But David Williams, chairman of Badger Trust, dismissed the claims: "The idea that badgers 'initiate contact' with cattle is just ludicrous. These claims are absurd and are not even supported by the researchers' own data. Their data loggers recorded a so-called 'contact' when badgers were around two metres away from cattle. That's hardly 'contact': the badgers could have been on the other side of a hedge. And the researchers have conspicuously failed to explain how a badger, whose nose is just a few centimetres off the ground, could transmit bovine TB to a cow that is almost two metres tall and two metres away.

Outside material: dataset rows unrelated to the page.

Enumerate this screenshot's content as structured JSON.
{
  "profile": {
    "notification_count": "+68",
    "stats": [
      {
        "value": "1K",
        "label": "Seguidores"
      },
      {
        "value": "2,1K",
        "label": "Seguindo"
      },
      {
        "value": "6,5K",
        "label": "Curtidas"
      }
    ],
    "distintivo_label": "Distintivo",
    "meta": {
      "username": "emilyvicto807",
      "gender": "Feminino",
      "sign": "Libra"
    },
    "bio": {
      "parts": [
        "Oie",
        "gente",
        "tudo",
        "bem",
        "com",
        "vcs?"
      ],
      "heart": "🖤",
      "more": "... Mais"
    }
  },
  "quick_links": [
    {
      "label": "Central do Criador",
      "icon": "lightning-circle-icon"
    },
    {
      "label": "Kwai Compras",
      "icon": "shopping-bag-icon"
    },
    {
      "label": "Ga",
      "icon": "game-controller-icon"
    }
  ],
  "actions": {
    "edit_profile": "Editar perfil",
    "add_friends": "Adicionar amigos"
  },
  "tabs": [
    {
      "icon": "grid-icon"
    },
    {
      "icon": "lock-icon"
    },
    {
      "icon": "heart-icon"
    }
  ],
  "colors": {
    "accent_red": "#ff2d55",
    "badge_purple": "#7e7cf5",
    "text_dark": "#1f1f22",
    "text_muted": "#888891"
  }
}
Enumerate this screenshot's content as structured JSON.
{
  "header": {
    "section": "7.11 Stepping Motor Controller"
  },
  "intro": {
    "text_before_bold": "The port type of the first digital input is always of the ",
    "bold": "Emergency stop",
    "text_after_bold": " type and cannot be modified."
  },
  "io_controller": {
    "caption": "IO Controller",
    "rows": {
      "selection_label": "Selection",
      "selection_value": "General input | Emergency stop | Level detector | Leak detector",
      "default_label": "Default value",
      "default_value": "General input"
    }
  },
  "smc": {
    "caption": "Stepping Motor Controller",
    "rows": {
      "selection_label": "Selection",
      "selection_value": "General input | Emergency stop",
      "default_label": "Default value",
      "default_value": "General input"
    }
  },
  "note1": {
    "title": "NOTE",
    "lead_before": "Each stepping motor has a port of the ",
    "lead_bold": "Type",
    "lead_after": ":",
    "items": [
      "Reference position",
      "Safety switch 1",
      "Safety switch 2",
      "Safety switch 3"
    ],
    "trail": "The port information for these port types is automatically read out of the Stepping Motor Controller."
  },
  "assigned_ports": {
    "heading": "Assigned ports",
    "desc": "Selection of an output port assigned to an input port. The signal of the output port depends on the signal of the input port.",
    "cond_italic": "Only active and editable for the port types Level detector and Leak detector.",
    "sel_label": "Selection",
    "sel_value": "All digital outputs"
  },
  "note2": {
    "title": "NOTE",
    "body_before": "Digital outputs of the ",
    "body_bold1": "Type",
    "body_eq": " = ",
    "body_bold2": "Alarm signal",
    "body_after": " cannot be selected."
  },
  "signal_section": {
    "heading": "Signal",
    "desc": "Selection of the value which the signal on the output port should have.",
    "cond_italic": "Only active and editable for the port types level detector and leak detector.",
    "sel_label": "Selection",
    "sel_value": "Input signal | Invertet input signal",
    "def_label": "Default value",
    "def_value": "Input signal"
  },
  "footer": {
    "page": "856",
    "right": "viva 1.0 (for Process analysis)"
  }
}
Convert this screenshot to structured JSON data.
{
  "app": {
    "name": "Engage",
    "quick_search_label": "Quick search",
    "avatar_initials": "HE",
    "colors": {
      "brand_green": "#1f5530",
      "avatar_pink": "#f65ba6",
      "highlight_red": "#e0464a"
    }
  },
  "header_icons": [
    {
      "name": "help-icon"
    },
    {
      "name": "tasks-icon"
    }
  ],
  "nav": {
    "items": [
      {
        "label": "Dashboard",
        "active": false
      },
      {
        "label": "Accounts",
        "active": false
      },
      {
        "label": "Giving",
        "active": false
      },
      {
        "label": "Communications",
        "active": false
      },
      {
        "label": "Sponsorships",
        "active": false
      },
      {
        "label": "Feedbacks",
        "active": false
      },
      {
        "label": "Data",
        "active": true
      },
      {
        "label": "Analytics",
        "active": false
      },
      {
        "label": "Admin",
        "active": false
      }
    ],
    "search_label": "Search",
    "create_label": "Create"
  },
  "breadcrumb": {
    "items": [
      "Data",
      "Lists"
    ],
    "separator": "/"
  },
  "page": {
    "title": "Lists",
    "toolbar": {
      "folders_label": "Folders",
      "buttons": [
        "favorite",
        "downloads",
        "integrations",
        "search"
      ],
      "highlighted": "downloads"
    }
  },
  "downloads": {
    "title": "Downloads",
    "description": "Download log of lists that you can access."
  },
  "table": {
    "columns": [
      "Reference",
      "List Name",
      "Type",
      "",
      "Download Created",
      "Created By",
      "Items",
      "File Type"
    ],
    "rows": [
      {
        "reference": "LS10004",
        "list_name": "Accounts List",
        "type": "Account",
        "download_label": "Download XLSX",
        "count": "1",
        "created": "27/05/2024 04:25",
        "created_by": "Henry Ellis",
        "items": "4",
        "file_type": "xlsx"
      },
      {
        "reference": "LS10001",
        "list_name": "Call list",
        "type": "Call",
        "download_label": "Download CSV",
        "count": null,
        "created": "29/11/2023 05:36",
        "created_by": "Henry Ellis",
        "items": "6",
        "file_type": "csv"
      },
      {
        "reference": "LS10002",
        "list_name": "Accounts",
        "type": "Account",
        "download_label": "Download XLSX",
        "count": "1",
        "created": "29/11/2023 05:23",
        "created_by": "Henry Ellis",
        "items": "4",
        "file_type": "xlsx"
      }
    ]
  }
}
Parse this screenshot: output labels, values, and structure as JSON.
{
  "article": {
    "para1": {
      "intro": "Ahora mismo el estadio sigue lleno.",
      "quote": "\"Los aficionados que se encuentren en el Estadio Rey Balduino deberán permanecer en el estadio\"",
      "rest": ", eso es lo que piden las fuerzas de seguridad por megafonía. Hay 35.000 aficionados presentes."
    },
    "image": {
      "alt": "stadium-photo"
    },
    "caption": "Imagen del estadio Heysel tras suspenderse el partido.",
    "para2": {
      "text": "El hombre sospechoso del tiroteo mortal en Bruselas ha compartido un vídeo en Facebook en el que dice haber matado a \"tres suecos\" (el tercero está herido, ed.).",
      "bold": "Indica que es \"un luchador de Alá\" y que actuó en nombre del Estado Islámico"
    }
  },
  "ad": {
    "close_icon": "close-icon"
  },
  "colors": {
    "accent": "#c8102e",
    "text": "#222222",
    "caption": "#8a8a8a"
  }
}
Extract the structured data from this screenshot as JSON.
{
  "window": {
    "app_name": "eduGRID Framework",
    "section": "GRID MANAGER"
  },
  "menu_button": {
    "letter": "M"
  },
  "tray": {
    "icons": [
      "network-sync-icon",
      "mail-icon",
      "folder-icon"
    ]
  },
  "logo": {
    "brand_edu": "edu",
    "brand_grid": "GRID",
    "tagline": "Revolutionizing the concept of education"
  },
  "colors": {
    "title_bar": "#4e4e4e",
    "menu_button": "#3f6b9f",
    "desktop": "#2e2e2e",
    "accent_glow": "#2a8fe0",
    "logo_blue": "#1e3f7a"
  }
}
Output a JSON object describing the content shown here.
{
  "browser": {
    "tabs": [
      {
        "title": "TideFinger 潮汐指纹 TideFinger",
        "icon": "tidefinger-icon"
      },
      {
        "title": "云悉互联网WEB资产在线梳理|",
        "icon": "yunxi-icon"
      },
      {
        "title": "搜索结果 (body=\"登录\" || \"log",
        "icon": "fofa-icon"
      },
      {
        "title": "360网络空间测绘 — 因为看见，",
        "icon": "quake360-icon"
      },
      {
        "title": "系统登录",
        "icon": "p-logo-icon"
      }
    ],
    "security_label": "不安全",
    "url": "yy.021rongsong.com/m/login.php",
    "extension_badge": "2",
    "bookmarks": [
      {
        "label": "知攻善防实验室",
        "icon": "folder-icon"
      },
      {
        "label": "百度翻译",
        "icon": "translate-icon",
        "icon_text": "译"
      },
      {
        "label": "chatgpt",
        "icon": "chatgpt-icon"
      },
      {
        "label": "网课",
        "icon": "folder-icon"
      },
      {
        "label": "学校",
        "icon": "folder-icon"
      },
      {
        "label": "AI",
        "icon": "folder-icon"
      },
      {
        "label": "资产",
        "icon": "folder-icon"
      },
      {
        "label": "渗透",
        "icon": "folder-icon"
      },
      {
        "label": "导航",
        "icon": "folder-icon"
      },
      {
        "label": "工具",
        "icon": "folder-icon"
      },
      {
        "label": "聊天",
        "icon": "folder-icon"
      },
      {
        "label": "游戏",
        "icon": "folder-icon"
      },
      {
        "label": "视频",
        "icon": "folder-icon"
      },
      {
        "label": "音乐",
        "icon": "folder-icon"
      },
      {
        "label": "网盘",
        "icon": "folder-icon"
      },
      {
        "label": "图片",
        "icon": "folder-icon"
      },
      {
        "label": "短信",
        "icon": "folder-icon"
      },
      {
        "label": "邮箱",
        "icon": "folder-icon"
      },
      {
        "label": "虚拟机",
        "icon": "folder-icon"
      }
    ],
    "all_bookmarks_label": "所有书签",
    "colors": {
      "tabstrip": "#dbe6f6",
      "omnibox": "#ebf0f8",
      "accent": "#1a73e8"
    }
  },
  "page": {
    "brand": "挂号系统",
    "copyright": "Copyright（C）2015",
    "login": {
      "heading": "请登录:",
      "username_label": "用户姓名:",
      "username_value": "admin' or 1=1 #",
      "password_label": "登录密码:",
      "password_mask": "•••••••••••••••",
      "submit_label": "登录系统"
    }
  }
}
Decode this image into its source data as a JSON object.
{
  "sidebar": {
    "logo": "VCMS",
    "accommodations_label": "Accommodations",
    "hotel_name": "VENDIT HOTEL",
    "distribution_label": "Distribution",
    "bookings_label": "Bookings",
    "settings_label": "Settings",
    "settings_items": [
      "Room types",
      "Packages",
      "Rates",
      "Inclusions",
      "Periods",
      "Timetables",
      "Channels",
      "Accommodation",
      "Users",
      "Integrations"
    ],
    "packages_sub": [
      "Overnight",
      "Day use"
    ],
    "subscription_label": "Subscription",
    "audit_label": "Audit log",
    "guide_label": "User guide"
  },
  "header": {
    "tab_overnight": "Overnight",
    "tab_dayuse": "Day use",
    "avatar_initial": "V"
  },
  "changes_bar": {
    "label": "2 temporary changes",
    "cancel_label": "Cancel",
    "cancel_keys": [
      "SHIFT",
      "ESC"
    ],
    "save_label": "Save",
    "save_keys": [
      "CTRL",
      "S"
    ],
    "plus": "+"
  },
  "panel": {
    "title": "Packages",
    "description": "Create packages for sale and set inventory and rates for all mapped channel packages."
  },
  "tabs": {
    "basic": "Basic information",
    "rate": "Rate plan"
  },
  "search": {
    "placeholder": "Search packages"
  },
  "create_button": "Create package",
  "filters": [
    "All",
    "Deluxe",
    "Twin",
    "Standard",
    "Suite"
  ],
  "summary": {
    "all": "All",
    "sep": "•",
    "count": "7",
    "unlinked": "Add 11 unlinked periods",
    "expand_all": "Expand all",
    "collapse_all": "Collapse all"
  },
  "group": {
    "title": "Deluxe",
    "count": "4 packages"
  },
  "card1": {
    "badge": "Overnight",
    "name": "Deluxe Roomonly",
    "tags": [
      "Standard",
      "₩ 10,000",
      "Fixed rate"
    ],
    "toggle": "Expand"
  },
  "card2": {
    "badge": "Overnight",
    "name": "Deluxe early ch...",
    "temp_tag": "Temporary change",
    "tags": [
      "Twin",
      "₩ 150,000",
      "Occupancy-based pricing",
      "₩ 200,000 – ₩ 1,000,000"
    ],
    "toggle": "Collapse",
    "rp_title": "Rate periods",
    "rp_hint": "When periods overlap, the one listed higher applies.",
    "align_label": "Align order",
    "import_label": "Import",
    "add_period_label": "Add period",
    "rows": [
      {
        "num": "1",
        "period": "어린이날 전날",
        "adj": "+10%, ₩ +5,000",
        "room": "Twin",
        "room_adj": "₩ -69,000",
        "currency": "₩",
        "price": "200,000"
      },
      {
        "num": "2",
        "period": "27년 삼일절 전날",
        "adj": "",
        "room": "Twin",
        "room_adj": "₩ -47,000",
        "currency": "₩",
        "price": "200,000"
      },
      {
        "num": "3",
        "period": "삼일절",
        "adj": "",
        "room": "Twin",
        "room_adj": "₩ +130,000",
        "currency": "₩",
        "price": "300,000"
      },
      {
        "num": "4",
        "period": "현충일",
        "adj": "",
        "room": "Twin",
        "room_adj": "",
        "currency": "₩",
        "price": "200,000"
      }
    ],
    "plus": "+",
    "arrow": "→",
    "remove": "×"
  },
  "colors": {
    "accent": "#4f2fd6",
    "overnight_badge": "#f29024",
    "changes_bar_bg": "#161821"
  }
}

"Around half of all so-called 'contacts' were for barely a second and the researchers even admit that this so-called 'contact' was 'relatively infrequent'. Indeed, over six months less than half the cattle were anywhere near a badger.

"Of course, the study found that cattle are constantly close to one another, even though the equipment was turned down to intentionally minimise the number of cattle to cattle contacts that were recorded.

Cattle to cattle - both within herds and between herds - is the obvious way in which bovine TB is spread and maintained and this study provides ample evidence for that transmission route.

"The only interesting finding of this study, which confirms the well documented territorial behaviour of badgers, is that neighbouring social groups of badgers almost never came anywhere near one another.

This scotches the view promulgated by farming unions that bovine TB is spread between badger social groups rather than from herd to herd.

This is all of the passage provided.